Europe’s Contested Peripheries: Zooming into the Donbas’ post-Soviet Sociohistorical Downward Spiral into a Lived Dystopia of Protracted War for Territory and Memory

Doctoral Researcher
Elen Budinova

Image via

Historically nested within Europe’s open steppe Eastern frontier amidst multi-vectored cultural transfers, but also numerous fault lines of nomadic invasions and competing hegemonic interests, the Donbas encompasses a Russo-Ukrainian borderland located mostly in Ukraine. It was heavily industrialized and urbanized starting with the endeavors of settlers of international origin during late Russian imperial rule. Seven years ago, its entangled history turned a new dark page – it metamorphosed into a stage of protracted war and massive displacement, with the emergence of two separatist entities in the region tearing local social fabrics apart.

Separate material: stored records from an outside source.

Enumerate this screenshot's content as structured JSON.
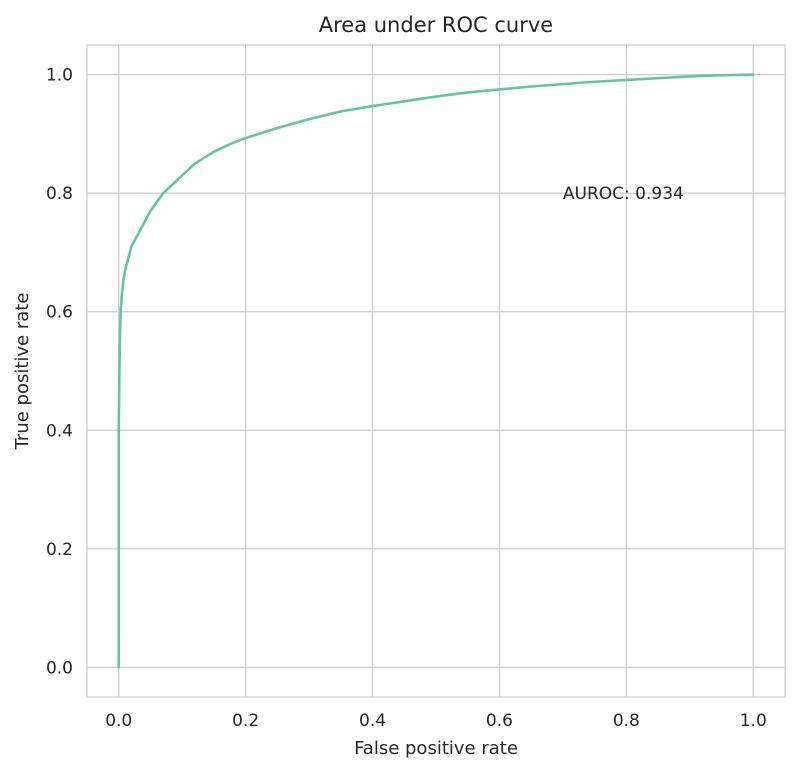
{
  "chart_data": {
    "type": "line",
    "title": "Area under ROC curve",
    "xlabel": "False positive rate",
    "ylabel": "True positive rate",
    "xlim": [
      -0.05,
      1.05
    ],
    "ylim": [
      -0.05,
      1.05
    ],
    "xticks": [
      0.0,
      0.2,
      0.4,
      0.6,
      0.8,
      1.0
    ],
    "yticks": [
      0.0,
      0.2,
      0.4,
      0.6,
      0.8,
      1.0
    ],
    "xtick_labels": [
      "0.0",
      "0.2",
      "0.4",
      "0.6",
      "0.8",
      "1.0"
    ],
    "ytick_labels": [
      "0.0",
      "0.2",
      "0.4",
      "0.6",
      "0.8",
      "1.0"
    ],
    "grid": true,
    "series": [
      {
        "color": "#66c2a5",
        "x": [
          0.0,
          0.0,
          0.001,
          0.002,
          0.003,
          0.005,
          0.007,
          0.01,
          0.015,
          0.02,
          0.03,
          0.04,
          0.05,
          0.06,
          0.07,
          0.08,
          0.1,
          0.12,
          0.15,
          0.18,
          0.2,
          0.25,
          0.3,
          0.35,
          0.4,
          0.45,
          0.5,
          0.55,
          0.6,
          0.65,
          0.7,
          0.75,
          0.8,
          0.85,
          0.9,
          0.95,
          1.0
        ],
        "y": [
          0.0,
          0.4,
          0.5,
          0.56,
          0.6,
          0.63,
          0.65,
          0.67,
          0.69,
          0.71,
          0.73,
          0.75,
          0.77,
          0.785,
          0.8,
          0.81,
          0.83,
          0.85,
          0.87,
          0.885,
          0.893,
          0.91,
          0.925,
          0.938,
          0.947,
          0.955,
          0.963,
          0.97,
          0.975,
          0.98,
          0.984,
          0.988,
          0.991,
          0.994,
          0.997,
          0.999,
          1.0
        ]
      }
    ],
    "annotations": [
      {
        "text": "AUROC: 0.934",
        "x": 0.7,
        "y": 0.8
      }
    ]
  }
}
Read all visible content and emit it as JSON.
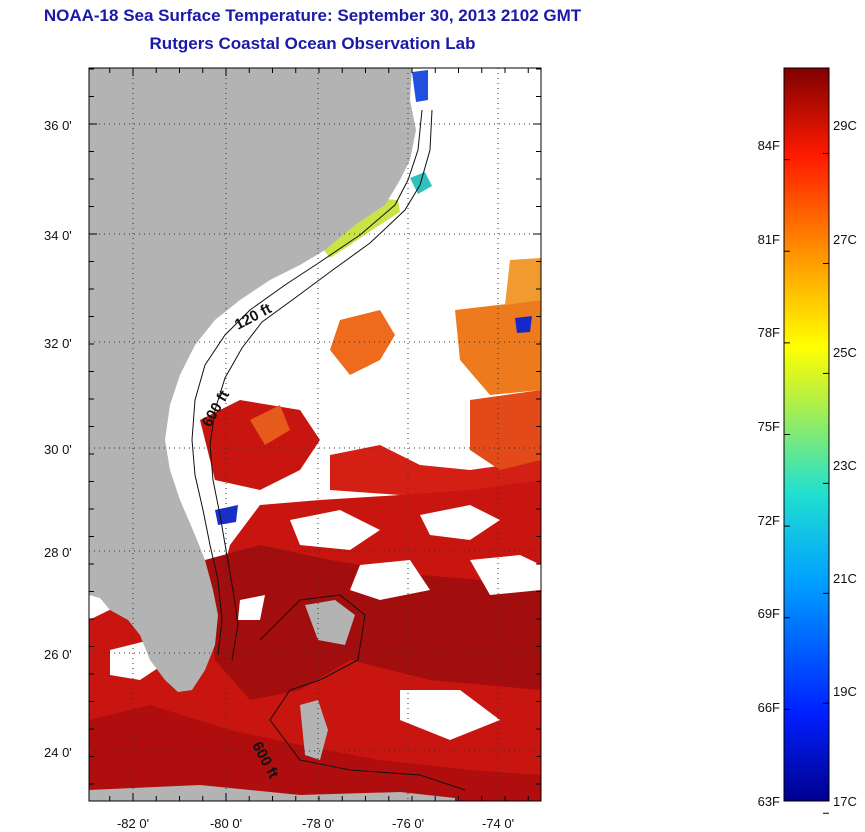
{
  "header": {
    "title": "NOAA-18 Sea Surface Temperature:  September 30, 2013 2102 GMT",
    "subtitle": "Rutgers Coastal Ocean Observation Lab"
  },
  "map": {
    "lat_ticks": [
      "36 0'",
      "34 0'",
      "32 0'",
      "30 0'",
      "28 0'",
      "26 0'",
      "24 0'"
    ],
    "lon_ticks": [
      "-82 0'",
      "-80 0'",
      "-78 0'",
      "-76 0'",
      "-74 0'"
    ],
    "depth_labels": [
      "120 ft",
      "600 ft",
      "600 ft"
    ],
    "colors": {
      "land": "#b3b3b3",
      "water_nodata": "#ffffff",
      "warm_core": "#a50f0f",
      "warm": "#d61c10",
      "orange": "#f0781a",
      "yellow": "#d4e43a",
      "cool": "#1a2fd6"
    }
  },
  "colorbar": {
    "fahrenheit_labels": [
      "84F",
      "81F",
      "78F",
      "75F",
      "72F",
      "69F",
      "66F",
      "63F"
    ],
    "celsius_labels": [
      "29C",
      "27C",
      "25C",
      "23C",
      "21C",
      "19C",
      "17C"
    ],
    "min_f": 63,
    "max_f": 87
  }
}
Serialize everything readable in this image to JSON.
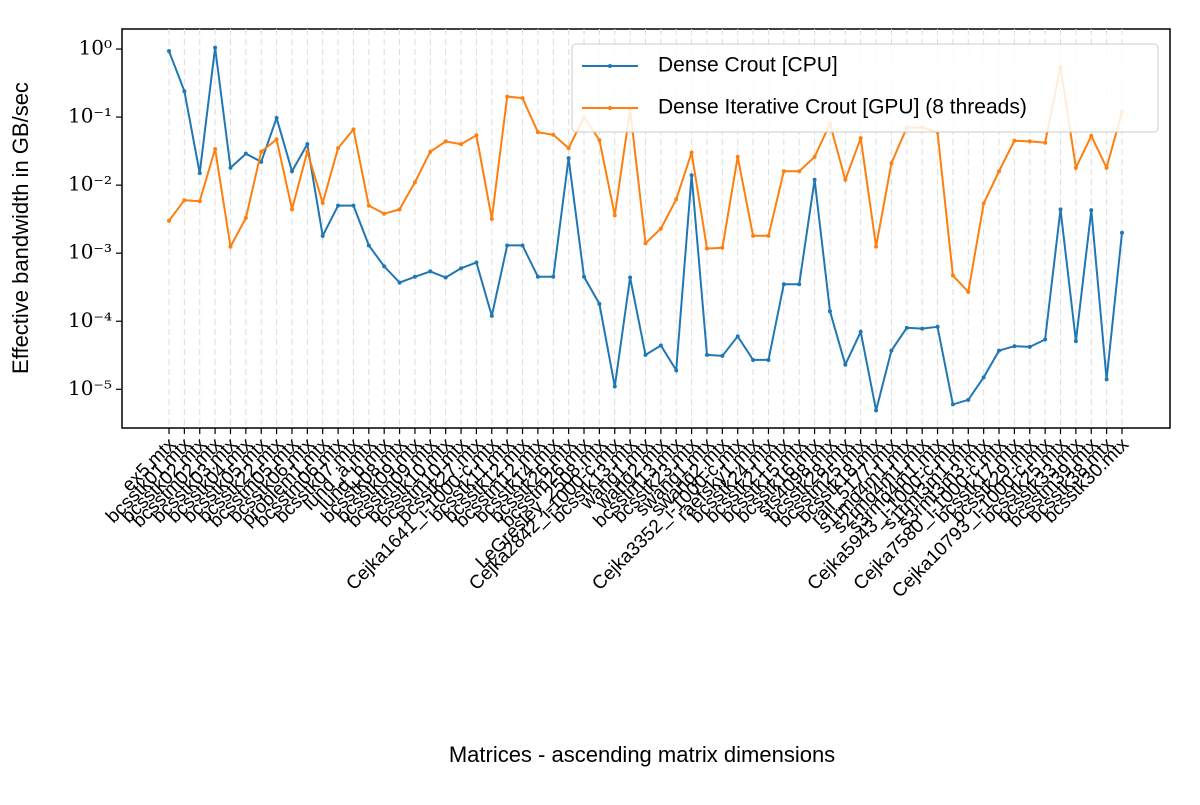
{
  "chart_data": {
    "type": "line",
    "xlabel": "Matrices - ascending matrix dimensions",
    "ylabel": "Effective bandwidth in GB/sec",
    "log_y": true,
    "grid_x": true,
    "legend": "upper right",
    "ylim": [
      2.7e-06,
      1.97
    ],
    "yticks": [
      {
        "value": 1,
        "label": "10⁰"
      },
      {
        "value": 0.1,
        "label": "10⁻¹"
      },
      {
        "value": 0.01,
        "label": "10⁻²"
      },
      {
        "value": 0.001,
        "label": "10⁻³"
      },
      {
        "value": 0.0001,
        "label": "10⁻⁴"
      },
      {
        "value": 1e-05,
        "label": "10⁻⁵"
      }
    ],
    "categories": [
      "ex5.mtx",
      "bcsstk01.mtx",
      "bcsstk02.mtx",
      "bcsstm02.mtx",
      "bcsstk03.mtx",
      "bcsstk04.mtx",
      "bcsstk05.mtx",
      "bcsstk22.mtx",
      "bcsstm05.mtx",
      "bcsstk06.mtx",
      "problem1.mtx",
      "bcsstm06.mtx",
      "bcsstk07.mtx",
      "lund_a.mtx",
      "lund_b.mtx",
      "bcsstk08.mtx",
      "bcsstk09.mtx",
      "bcsstm09.mtx",
      "bcsstk10.mtx",
      "bcsstm10.mtx",
      "bcsstk27.mtx",
      "Cejka1641_i-1000-c.mtx",
      "bcsstk11.mtx",
      "bcsstk12.mtx",
      "bcsstm12.mtx",
      "bcsstk14.mtx",
      "bcsstk26.mtx",
      "bcsstm26.mtx",
      "LeGresley_2508.mtx",
      "Cejka2842_i-1000-c.mtx",
      "bcsstk13.mtx",
      "wang1.mtx",
      "wang2.mtx",
      "bcsstm13.mtx",
      "bcsstk23.mtx",
      "swang1.mtx",
      "swang2.mtx",
      "Cejka3352_i-1000-c.mtx",
      "raefsky1.mtx",
      "bcsstk24.mtx",
      "bcsstk21.mtx",
      "bcsstk15.mtx",
      "bcsstk16.mtx",
      "sts4098.mtx",
      "bcsstk28.mtx",
      "bcsstm25.mtx",
      "bcsstk18.mtx",
      "rail_5177.mtx",
      "s1rmq4m1.mtx",
      "s2rmq4m1.mtx",
      "s3rmq4m1.mtx",
      "Cejka5943_i-1000-c.mtx",
      "s1rmt3m1.mtx",
      "s3rmt3m3.mtx",
      "Cejka7580_i-1000-c.mtx",
      "bcsstk17.mtx",
      "bcsstk29.mtx",
      "Cejka10793_i-1000-c.mtx",
      "bcsstk25.mtx",
      "bcsstk33.mtx",
      "bcsstm39.mtx",
      "bcsstk38.mtx",
      "bcsstk30.mtx"
    ],
    "series": [
      {
        "name": "Dense Crout [CPU]",
        "color": "#1f77b4",
        "values": [
          0.93,
          0.24,
          0.015,
          1.05,
          0.018,
          0.029,
          0.022,
          0.097,
          0.016,
          0.04,
          0.0018,
          0.005,
          0.005,
          0.0013,
          0.00064,
          0.00037,
          0.00045,
          0.00054,
          0.00044,
          0.0006,
          0.00073,
          0.00012,
          0.0013,
          0.0013,
          0.00045,
          0.00045,
          0.025,
          0.00045,
          0.00018,
          1.1e-05,
          0.00044,
          3.2e-05,
          4.4e-05,
          1.9e-05,
          0.014,
          3.2e-05,
          3.1e-05,
          6e-05,
          2.7e-05,
          2.7e-05,
          0.00035,
          0.00035,
          0.012,
          0.00014,
          2.3e-05,
          7e-05,
          4.9e-06,
          3.7e-05,
          8e-05,
          7.8e-05,
          8.3e-05,
          6e-06,
          7e-06,
          1.5e-05,
          3.7e-05,
          4.3e-05,
          4.2e-05,
          5.4e-05,
          0.0044,
          5.1e-05,
          0.0043,
          1.4e-05,
          0.002
        ]
      },
      {
        "name": "Dense Iterative Crout [GPU] (8 threads)",
        "color": "#ff7f0e",
        "values": [
          0.003,
          0.006,
          0.0058,
          0.034,
          0.00125,
          0.0033,
          0.031,
          0.047,
          0.0044,
          0.031,
          0.0055,
          0.035,
          0.066,
          0.005,
          0.0038,
          0.0044,
          0.011,
          0.031,
          0.044,
          0.04,
          0.054,
          0.0032,
          0.2,
          0.19,
          0.06,
          0.055,
          0.035,
          0.1,
          0.046,
          0.0036,
          0.13,
          0.0014,
          0.0023,
          0.0062,
          0.03,
          0.00117,
          0.0012,
          0.026,
          0.0018,
          0.0018,
          0.016,
          0.016,
          0.026,
          0.08,
          0.012,
          0.049,
          0.00125,
          0.021,
          0.07,
          0.07,
          0.06,
          0.00047,
          0.00027,
          0.0054,
          0.016,
          0.045,
          0.044,
          0.042,
          0.55,
          0.018,
          0.053,
          0.018,
          0.12
        ]
      }
    ]
  }
}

This project offers a socio-historical portrayal of the post-Soviet Donbas, enabling the reader to immerse themselves into the local context of regional borderland self-identification patterns that escape any generic divisions across ethnic lines and allude to a common labor culture overshadowed by thwarted transition, coupled with vulnerable institutional architecture due to systematic power abuses by opportunistic political clans predominantly leaning on superior Russian patronage. Tracing the local resonance of the chronically inadequate alternative leverages of the EU and NATO, and post-Soviet Ukrainian nation-building platforms, informed by overall socially inclusive civic frames, the project will also debunk their discursive demonization in separatist narratives.

Scrutinizing multilevel dynamics behind the region’s descent into protracted war, with particular attention paid to the roles of local actors and the Kremlin, the interdisciplinary focus of this work falls on the crystallization of dystopic lived realities. Violence as a superior polarizing force, multidirectional Othering processes, and the literal collapse of time in a cacophony of separatist propaganda shaping distorted versions of the past constitute the backbones of this analysis. The constant separatist oscillation between misused historical myths in the realms of ‘chosen traumas’ and ‘chosen glories’ – both sublimed into instrumentalized Soviet nostalgia and Russian imperial legacy – will be critically discussed. In a comparative outlook, especially regarding Transnistria, other scenarios of breakaway areas succumbing to the no-war-no-peace limbo of delusionary ‘frozen’ conflicts in Europe’s Eastern periphery will also be further elaborated on.